La montée inquiétante du phénomène salafiste en Allemagne a d’ailleurs été confirmée dans le rapport annuel de l'Office fédéral pour la protection de la Constitution, publié le 4 Juillet 2017, pour qui le « salafisme est le mouvement islamique qui connait la plus rapide croissance en Allemagne ». Selon le BfV, « la menace potentielle de la violence salafiste reste dangereusement élevée. Une deuxième bande de motards d'Allah, aussi bien connus et actifs en Allemagne et ailleurs, sont les Osmanen Allemagne » ou « Allemagne ottomane », un groupe composé principalement d'Allemands d'origine turque, dont le nom est une référence explicite à l'Empire ottoman (qui avait été stoppé en 1683 aux portes de Vienne) et induit une vision irrédentiste et néo-impériale du monde qui pose comme but la conquête islamique de l'Allemagne et de l'Europe. 

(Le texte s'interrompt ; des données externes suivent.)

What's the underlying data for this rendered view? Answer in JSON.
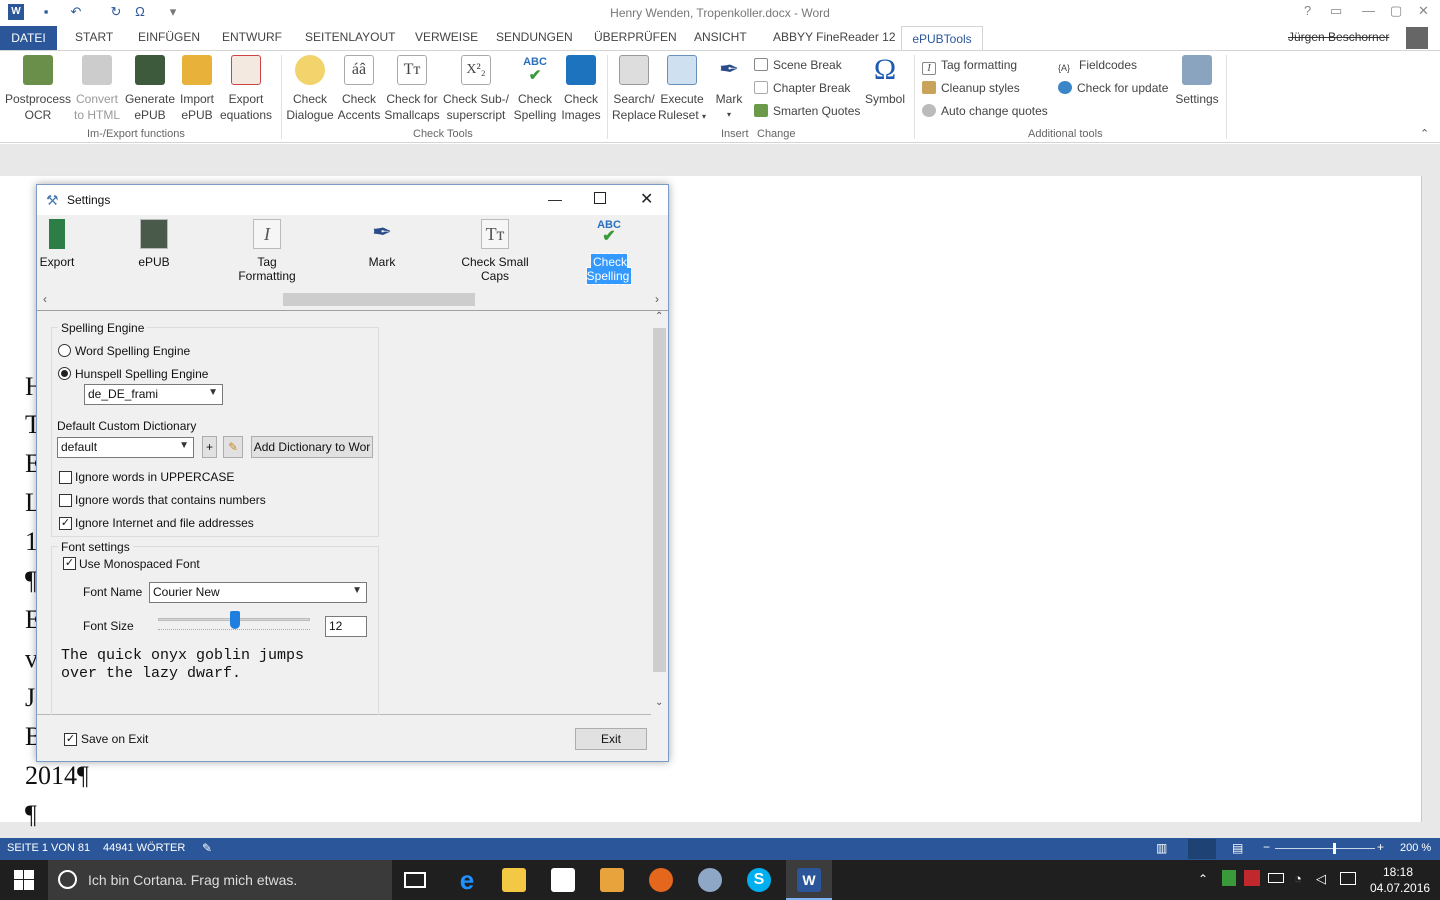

Officiellement, le Osmanen Allemagne se présente comme une association qui récupère les garçons dans la rue pour les mettre au sport dans des salles de boxe, mais selon la police allemande, le groupe serait une véritable association radicale nationaliste turque et islamique qui serait liée à l’extrême droite turque (Loups gris) et à des milieux mafieux de la drogue, de la prostitution, et du trafic d’armes. Le groupe allemand Osmanen a déjà des bases en Suisse, à Zurich et à Bâle. La naissance de ce type de gangs islamiques violents et armés au cœur de l'Europe constitue aujourd’hui la préoccupation croissante de l'intelligence européenne dans la perspective sombre de l’explosion de conflits inter-ethniques entre groupes « islamophobes » et islamistes, sachant que ce spectre de guerre civile larvée correspond justement aux objectifs recherchés par Da’ech qui a même incité dans l’un de ses organes de presse les musulmans européens à monter ce genre de gangs violents comme on peut l’observer sur les réseaux sociaux. L'Etat islamique a en effet récemment mis au point une campagne de propagande sophistiquée sur le web en vidéo et audio, dont le but et le recrutement plus massif de combattants dans des groupes organisés capables de lever leur propre financement par tous les moyens légaux et illégaux. Le e-book qui incite le plus à cette stratégie est intitulé, « Gangs musulmans » et son avis aux lecteurs commence ainsi : « Le but de ce livre est de donner les musulmans un point de départ sur la façon de faire leurs propres gangs et les faire grandir dans un mouvement djihadiste qui peut prendre et devenir une force de résistance à l'Ouest ".